Владик бросил щепки.

– Ну, где… На станциях. На зимовках. Где определяют погоду. Ты же знаешь.

«Ух ты!» – не то подумал, не то прошептал Генка. Потому что лишь в эту секунду пришла настоящая разгадка. Все встало на свои места, сделалось четким и понятным, словно в бинокле, когда повернешь окуляры до полной резкости. И деловитая стрелка флюгера над фанерной шкалой, и дребезжащий анероид, и Владькина фуражка на гвозде рядом с приборами, и сам Владька, не захотевший стать музыкантом. Владька, задумавший удивительное и дерзкое: стать метеорологом. «На станциях. На зимовках…»

В сумраке чердака пасмурный квадрат окна казался ярким и серебристым. По нему бежали рваные облака. Владькина фигурка в этом квадрате была совсем черной.

Он стоял спиной к Генке, тоненький, прямой и неподвижный. Что-то непонятное задело Генкину душу. Это «что-то» было тревожным и звонким, словно ждала далекая дорога и под синим грозовым небом горны проиграли походный сигнал.

Но ведь не было пока у Генки такой дороги. А у Владьки была…

– Ты не говори, – вдруг услышал Генка. – Никому не говори про это, ладно? Я тебе первому сказал, одному.

Генка кивнул. Он забыл, что Владик не увидит этого молчаливого согласия.

И, встревоженный молчанием Генки, а может быть, своими мыслями, Владик сбивчиво заговорил:

– Вот ты… как думаешь, получится это у меня? Если изо всех сил…

В голосе его вдруг прозвучало такое беспокойство, что у Генки холодок пробежал по спине.

– Получится, – тихо сказал он. – У тебя все получится.

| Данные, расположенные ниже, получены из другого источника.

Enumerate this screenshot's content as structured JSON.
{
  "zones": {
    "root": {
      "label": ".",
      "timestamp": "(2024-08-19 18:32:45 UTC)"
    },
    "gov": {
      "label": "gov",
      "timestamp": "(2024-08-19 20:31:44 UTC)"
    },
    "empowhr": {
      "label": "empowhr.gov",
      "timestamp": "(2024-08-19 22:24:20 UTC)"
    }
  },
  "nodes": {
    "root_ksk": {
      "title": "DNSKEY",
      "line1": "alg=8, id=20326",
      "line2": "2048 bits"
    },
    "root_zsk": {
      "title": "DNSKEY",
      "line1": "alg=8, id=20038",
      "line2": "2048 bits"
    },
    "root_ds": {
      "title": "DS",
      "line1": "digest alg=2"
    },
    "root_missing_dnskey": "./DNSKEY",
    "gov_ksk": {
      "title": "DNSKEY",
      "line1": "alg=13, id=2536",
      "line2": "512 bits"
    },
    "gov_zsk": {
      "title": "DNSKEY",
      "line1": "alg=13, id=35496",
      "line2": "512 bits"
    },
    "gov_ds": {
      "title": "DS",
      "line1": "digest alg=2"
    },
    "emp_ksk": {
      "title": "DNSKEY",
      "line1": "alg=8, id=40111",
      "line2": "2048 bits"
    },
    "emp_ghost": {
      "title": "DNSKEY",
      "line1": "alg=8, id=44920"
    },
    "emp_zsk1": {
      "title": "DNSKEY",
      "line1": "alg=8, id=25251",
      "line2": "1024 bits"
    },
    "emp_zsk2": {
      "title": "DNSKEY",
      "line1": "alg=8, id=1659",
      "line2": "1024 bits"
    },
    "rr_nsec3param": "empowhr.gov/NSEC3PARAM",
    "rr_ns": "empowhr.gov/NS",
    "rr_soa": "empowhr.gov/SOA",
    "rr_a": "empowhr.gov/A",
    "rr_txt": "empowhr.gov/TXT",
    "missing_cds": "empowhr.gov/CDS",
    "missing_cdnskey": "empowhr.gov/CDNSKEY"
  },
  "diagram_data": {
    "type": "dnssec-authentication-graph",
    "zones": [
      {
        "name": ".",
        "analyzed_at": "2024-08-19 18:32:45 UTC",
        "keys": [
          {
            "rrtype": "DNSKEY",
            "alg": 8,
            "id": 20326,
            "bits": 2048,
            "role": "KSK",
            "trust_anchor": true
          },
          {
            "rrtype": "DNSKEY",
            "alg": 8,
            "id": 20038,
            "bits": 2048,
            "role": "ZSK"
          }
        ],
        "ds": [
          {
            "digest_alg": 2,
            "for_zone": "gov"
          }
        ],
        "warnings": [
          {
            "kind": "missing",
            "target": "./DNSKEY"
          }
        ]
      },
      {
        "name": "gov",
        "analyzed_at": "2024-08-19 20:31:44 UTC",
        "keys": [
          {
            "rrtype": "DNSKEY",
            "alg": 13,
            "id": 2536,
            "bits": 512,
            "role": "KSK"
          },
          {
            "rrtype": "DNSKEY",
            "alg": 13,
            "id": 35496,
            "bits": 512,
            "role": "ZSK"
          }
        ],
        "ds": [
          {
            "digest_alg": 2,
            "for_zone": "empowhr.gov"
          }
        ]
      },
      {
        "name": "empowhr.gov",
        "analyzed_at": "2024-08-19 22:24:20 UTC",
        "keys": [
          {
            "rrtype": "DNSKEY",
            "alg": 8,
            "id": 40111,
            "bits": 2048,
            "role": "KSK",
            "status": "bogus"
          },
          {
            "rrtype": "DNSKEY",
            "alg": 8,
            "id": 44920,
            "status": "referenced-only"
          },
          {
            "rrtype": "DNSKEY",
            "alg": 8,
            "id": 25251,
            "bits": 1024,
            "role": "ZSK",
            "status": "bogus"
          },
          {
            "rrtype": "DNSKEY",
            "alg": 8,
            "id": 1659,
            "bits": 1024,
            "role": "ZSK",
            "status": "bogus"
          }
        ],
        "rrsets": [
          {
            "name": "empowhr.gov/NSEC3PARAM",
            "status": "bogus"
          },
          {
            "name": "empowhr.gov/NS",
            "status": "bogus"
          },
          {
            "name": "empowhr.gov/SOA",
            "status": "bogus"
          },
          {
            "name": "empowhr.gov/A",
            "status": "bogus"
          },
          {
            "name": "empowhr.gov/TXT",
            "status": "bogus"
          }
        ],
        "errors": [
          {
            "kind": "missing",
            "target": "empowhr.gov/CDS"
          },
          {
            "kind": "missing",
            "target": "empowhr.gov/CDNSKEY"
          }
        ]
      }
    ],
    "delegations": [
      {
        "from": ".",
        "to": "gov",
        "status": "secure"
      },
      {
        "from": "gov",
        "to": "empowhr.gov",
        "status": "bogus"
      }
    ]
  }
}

Дождь кончился, и за клочьями низких облаков угадывалась солнечная желтизна. Ветер был еще сырой, но легкий и не холодный. Генка и Владик выбрались на крышу. После сумрака и земляного запаха чердака небо и улицы показались Генке удивительно просторными и светлыми, а ветер приносил запахи мокрых трав.

– Ветер пахнет лесом, – сказал Владик. – Земляникой пахнет и листьями осины.

Он стоял рядом, и Генка чувствовал его острый локоть.

– Да, – ответил Генка, хотя не помнил как пахнут листья осины.

Владик прислушался.

– Папа идет, – сказал он.

– Где?

– Ну, я не знаю. Далеко еще.

Генка зажмурился и напряг слух. Ему тоже захотелось услышать шаги Владькиного отца. Но он слышал только незаметный шум дня: шорох ветра, далекий гул машин, голоса прохожих, басовитые гудки буксиров, музыку репродуктора… А потом звякнула калитка, и Владик весело крикнул:

– Ага, пришел! – Это прозвучало, как «ага, попался!». – А говорил, что до вечера…

От калитки шел высокий человек в сапогах, серой кепке и мешковатом темном костюме. Доски прогибались под сапогами. Лицом он показался Генке похожим на испанца: прямой нос, узкий подбородок, волосы на висках подстрижены низко, как у тореадора, которого Генка на прошлой неделе видел в киножурнале. Но губы были широкие и мягкие, а волосы светлые. Все это Генка разглядел, когда Владькин отец остановился и поднял голову.

Он улыбнулся Генке глазами, а Владику ответил:

– Не получилось до вечера. Прогнали.

Владик испуганно качнулся вперед.

– Кто?

– Начальство, – засмеялся отец. – Ты не свались… До послезавтра приказано на работу не являться. Говорят, без меня теперь управятся. Вот как…

– Ура! – тихо, но энергично сказал Владик. – Это они правильно.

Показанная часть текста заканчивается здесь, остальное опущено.